Over time, these laggards may abandon their business strategy and seek bankruptcy protection. Though bankruptcies typically happen to small companies, large ones can fold too. In fact, Eastman Kodak and Patriot Coal were two large companies that filed for bankruptcy in 2012.
When a company files for Chapter 11, investors are wiped out. The stock plummets.
Hundreds of small companies are likely to cease operating in 2013. However, I’ve uncovered three large ones that could disappear sometime next year ...
One is a retailer that’s been in business since 1982. But the sun is setting on this trendy clothier.
The second company is a household name. In fact, one or more of its enhancement products have no doubt been in your home at some point.
The third company was a pioneer in electronics. However, its business model couldn’t keep up with the times and shareholders will ultimately pay the price.
Good companies operate in growing industries. The three companies listed below operate in either a dying or ultra-competitive industry.
Good businesses increase sales, resulting in positive earnings. Though two of the businesses below produce positive earnings, they’re decreasing at a faster rate than revenue.
A balance sheet isn’t important to many good businesses.

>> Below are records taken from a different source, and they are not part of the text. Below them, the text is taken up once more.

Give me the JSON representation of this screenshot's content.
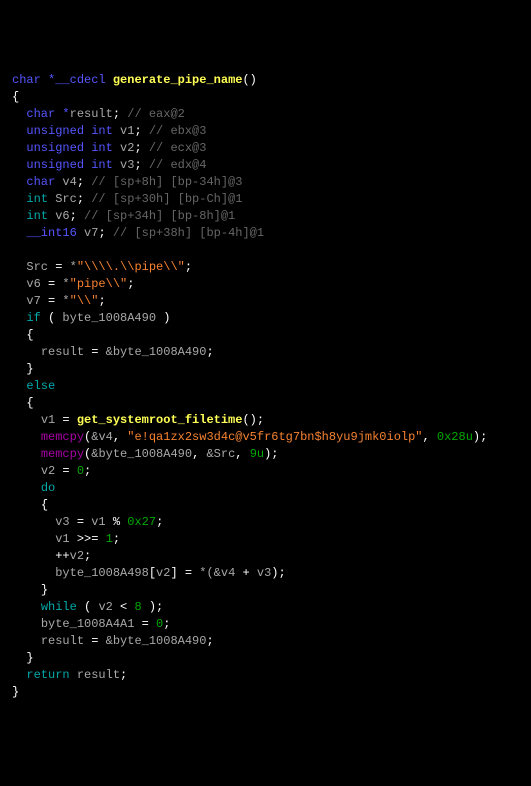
{
  "code": {
    "ret_type_ptr": "char *",
    "callconv": "__cdecl",
    "fn_name": "generate_pipe_name",
    "parens": "()",
    "lbrace": "{",
    "rbrace": "}",
    "decl": {
      "d1_t": "char *",
      "d1_v": "result",
      "d1_c": "// eax@2",
      "d2_t": "unsigned int",
      "d2_v": "v1",
      "d2_c": "// ebx@3",
      "d3_t": "unsigned int",
      "d3_v": "v2",
      "d3_c": "// ecx@3",
      "d4_t": "unsigned int",
      "d4_v": "v3",
      "d4_c": "// edx@4",
      "d5_t": "char",
      "d5_v": "v4",
      "d5_c": "// [sp+8h] [bp-34h]@3",
      "d6_t": "int",
      "d6_v": "Src",
      "d6_c": "// [sp+30h] [bp-Ch]@1",
      "d7_t": "int",
      "d7_v": "v6",
      "d7_c": "// [sp+34h] [bp-8h]@1",
      "d8_t": "__int16",
      "d8_v": "v7",
      "d8_c": "// [sp+38h] [bp-4h]@1"
    },
    "body": {
      "src_lhs": "Src",
      "src_str": "\"\\\\\\\\.\\\\pipe\\\\\"",
      "v6_lhs": "v6",
      "v6_str": "\"pipe\\\\\"",
      "v7_lhs": "v7",
      "v7_str": "\"\\\\\"",
      "if_kw": "if",
      "if_cond": "byte_1008A490",
      "then_result": "result",
      "then_addr": "byte_1008A490",
      "else_kw": "else",
      "v1_assign": "v1",
      "call1": "get_systemroot_filetime",
      "empty_args": "()",
      "memcpy": "memcpy",
      "mc1_dst": "v4",
      "mc1_str": "\"e!qa1zx2sw3d4c@v5fr6tg7bn$h8yu9jmk0iolp\"",
      "mc1_n_hex": "0x28u",
      "mc2_dst": "byte_1008A490",
      "mc2_src": "Src",
      "mc2_n": "9u",
      "v2_assign": "v2",
      "zero": "0",
      "do_kw": "do",
      "v3_assign": "v3",
      "v1_ref": "v1",
      "mod_hex": "0x27",
      "shr_lhs": "v1",
      "shr_n": "1",
      "inc_pp": "++",
      "inc_v": "v2",
      "idx_lhs": "byte_1008A498",
      "idx_i": "v2",
      "idx_r1": "v4",
      "idx_r2": "v3",
      "while_kw": "while",
      "while_v": "v2",
      "while_n": "8",
      "zterm_lhs": "byte_1008A4A1",
      "zterm_n": "0",
      "res2": "result",
      "res2_addr": "byte_1008A490",
      "return_kw": "return",
      "return_v": "result"
    }
  }
}
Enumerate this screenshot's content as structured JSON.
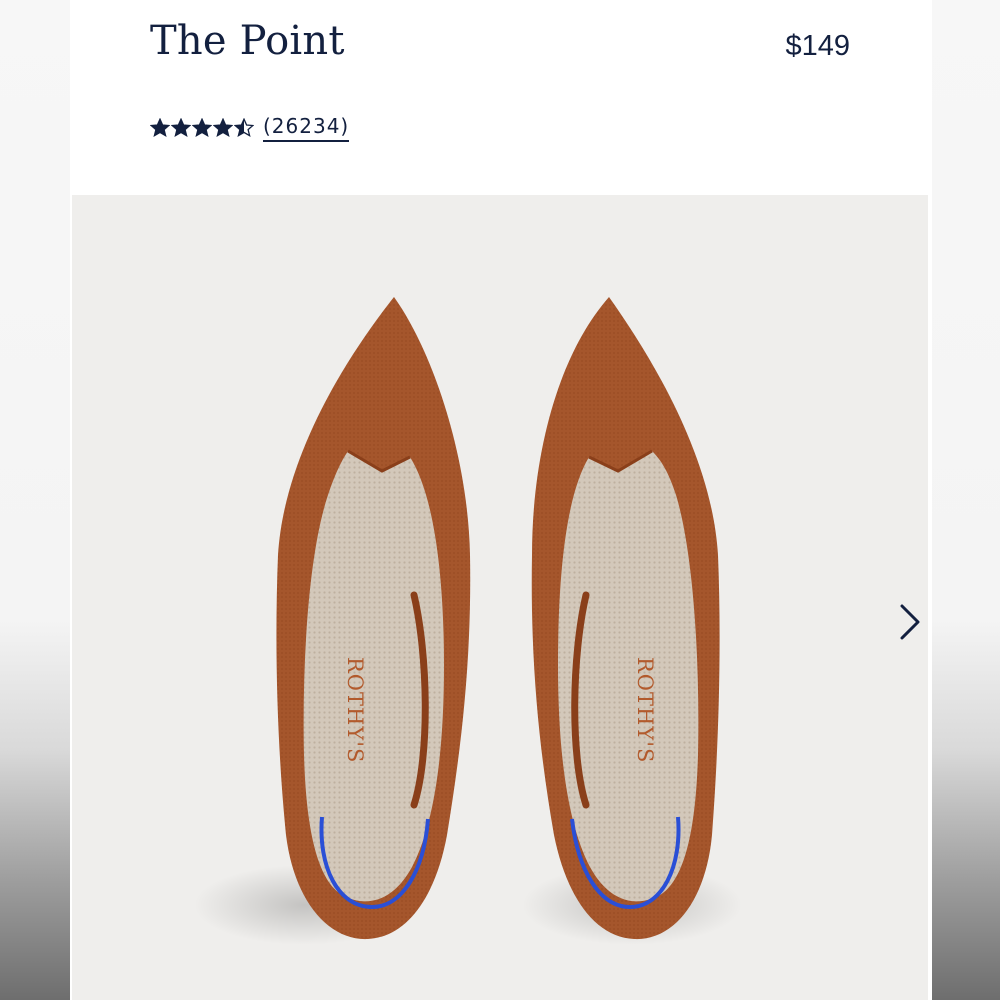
{
  "product": {
    "title": "The Point",
    "price": "$149",
    "rating": 4.5,
    "rating_max": 5,
    "review_count": "(26234)"
  },
  "gallery": {
    "insole_brand_text": "ROTHY'S",
    "next_icon": "chevron-right-icon"
  },
  "colors": {
    "text_navy": "#13203f",
    "shoe_rust": "#a2532a",
    "heel_accent_blue": "#2a4fd6",
    "insole": "#cfc3b4",
    "image_background": "#efeeec"
  }
}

However, when times are tough and income stops growing, paying off a huge debt balance is a major hurdle.
I evaluated each of these three companies based on their industry, their income statements and their balance sheets. Each of these companies is weak and getting weaker based on those three metrics.
Here are three stocks that may not last through 2013:
Pacific Sunwear of California (PSUN) is in disarray.

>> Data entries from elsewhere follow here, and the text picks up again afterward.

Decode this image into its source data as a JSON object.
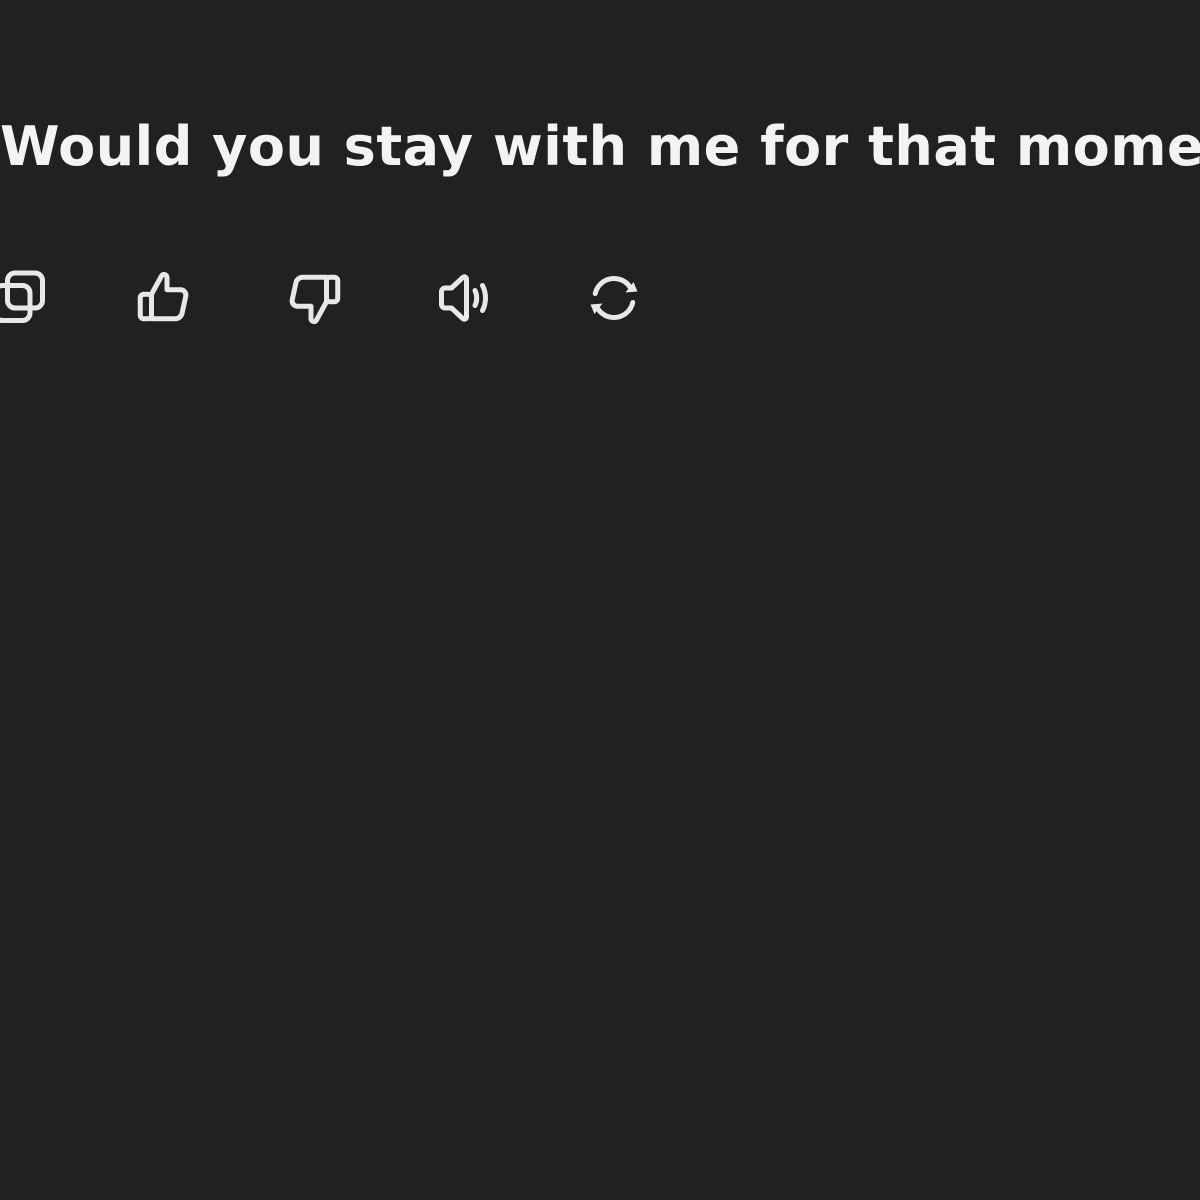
{
  "message": {
    "text": "Would you stay with me for that moment?"
  },
  "actions": [
    {
      "name": "copy",
      "icon": "copy-icon"
    },
    {
      "name": "good-response",
      "icon": "thumbs-up-icon"
    },
    {
      "name": "bad-response",
      "icon": "thumbs-down-icon"
    },
    {
      "name": "read-aloud",
      "icon": "speaker-icon"
    },
    {
      "name": "regenerate",
      "icon": "refresh-icon"
    }
  ],
  "colors": {
    "background": "#212121",
    "text": "#f3f3f3",
    "icon": "#e8e8e8"
  }
}
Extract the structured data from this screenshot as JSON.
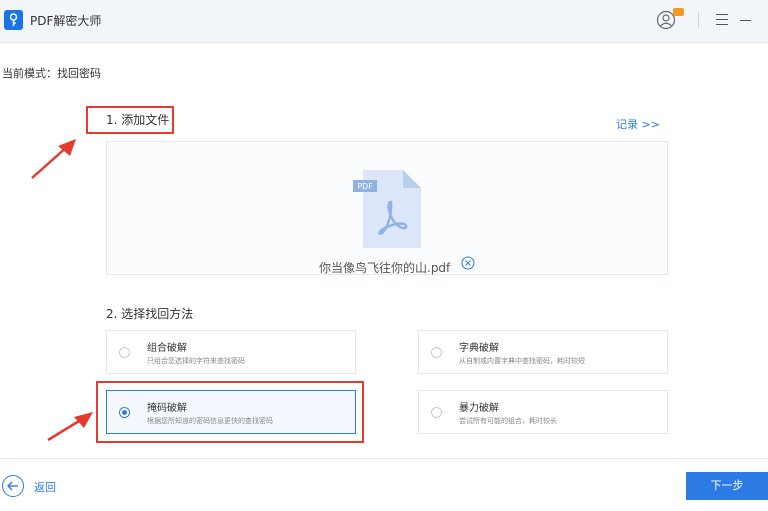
{
  "app": {
    "title": "PDF解密大师"
  },
  "mode": {
    "label": "当前模式：找回密码"
  },
  "step1": {
    "title": "1. 添加文件",
    "history_link": "记录 >>"
  },
  "file": {
    "name": "你当像鸟飞往你的山.pdf",
    "badge": "PDF"
  },
  "step2": {
    "title": "2. 选择找回方法",
    "options": [
      {
        "title": "组合破解",
        "desc": "只组合您选择的字符来查找密码",
        "selected": false
      },
      {
        "title": "字典破解",
        "desc": "从自制或内置字典中查找密码，耗时较短",
        "selected": false
      },
      {
        "title": "掩码破解",
        "desc": "根据您所知道的密码信息更快的查找密码",
        "selected": true
      },
      {
        "title": "暴力破解",
        "desc": "尝试所有可能的组合，耗时较长",
        "selected": false
      }
    ]
  },
  "footer": {
    "back_label": "返回",
    "next_label": "下一步"
  },
  "colors": {
    "accent": "#2d7be5",
    "annotation": "#e43a2f"
  }
}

Retail is a notoriously tough business and it takes a strong product and brand to survive. Long ago, Pacific Sunwear had both. Its California style and Newport Beach following made it a favorite among locals and consumers across the country.
However, sales have been in a constant decline after peaking in 2007. Not only did sales peak more than five years ago, the company hasn’t been able to make a profit since 2007. In fact, losses slowly increased each year since 2010.

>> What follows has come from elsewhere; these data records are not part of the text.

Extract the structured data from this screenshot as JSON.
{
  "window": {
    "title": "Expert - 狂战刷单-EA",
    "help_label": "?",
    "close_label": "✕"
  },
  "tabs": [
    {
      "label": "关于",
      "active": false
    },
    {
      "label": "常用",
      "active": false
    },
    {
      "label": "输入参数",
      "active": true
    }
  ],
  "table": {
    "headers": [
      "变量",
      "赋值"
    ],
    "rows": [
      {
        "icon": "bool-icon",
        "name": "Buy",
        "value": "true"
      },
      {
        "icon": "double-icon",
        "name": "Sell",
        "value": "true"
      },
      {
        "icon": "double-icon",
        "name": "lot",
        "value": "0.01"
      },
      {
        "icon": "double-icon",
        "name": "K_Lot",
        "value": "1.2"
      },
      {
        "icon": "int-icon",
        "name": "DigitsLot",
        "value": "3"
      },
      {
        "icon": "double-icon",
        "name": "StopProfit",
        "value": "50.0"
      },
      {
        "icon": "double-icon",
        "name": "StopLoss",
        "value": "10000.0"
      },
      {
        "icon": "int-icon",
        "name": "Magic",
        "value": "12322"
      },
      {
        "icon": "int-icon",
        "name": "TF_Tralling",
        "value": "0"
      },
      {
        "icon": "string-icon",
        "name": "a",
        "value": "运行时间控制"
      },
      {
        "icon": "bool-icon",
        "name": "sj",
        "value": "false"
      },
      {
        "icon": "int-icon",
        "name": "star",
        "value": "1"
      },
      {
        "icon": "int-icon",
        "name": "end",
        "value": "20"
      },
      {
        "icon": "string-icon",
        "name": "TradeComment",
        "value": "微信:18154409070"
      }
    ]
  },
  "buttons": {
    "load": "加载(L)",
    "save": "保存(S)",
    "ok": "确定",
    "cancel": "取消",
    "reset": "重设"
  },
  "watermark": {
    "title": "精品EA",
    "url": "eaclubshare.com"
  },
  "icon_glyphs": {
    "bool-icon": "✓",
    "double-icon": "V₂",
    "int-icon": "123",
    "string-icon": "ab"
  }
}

The losses are that much worse because PSUN has a $75 million debt balance and rising costs.
The combination of declining sales and five years of negative earnings may put this company to bed in 2013. PSUN is unlikely to survive for more than 12 months.
Avon Products (AVP) isn’t looking too pretty anymore.
Unlike Pacific, Avon actually has positive earnings. However, sales growth is pathetic and net earnings are dropping. A meager growth to sales ratio and the contraction of income are signs of poor management, which is why AVP is unlikely to survive 2013.
Former CEO Andrea Jung was finally ousted last year. But the damage is too great for the company to recover from, primarily because new CEO Sherilyn McCoy has limited experience running a major company.
Avon carries more than $3.5 billion in debt. That’s about a third of its market capitalization.
The first sign that AVP is in trouble will be a dividend cut. Once that happens, expect a bankruptcy announcement to follow.
Best Buy (BBY) is done.
Its survival will depend on this holiday season. If the company can muster enough sales after Thanksgiving (which I doubt), then it may last more than another year.
However, the dominance of online retail has eliminated the need for BBY to exist. Moreover, consumer spending is already weak, making now a difficult time for any store operator, much less a brick-and-mortar dinosaur like BBY, to make headway.
Sales growth has been virtually non-existent over the past three years and earnings have constantly sunk lower. A $2.1 billion debt balance doesn’t help its long-term prospects either.
Amazon.com (AMZN) has eliminated BBY’s best advantage - price. BBY could have more left in the tank, but its days appear numbered.
These three companies must stage a successful turnaround soon. A few more quarters of decreasing earnings may spell the end for one or more of the above stocks … likely within the next 12 months.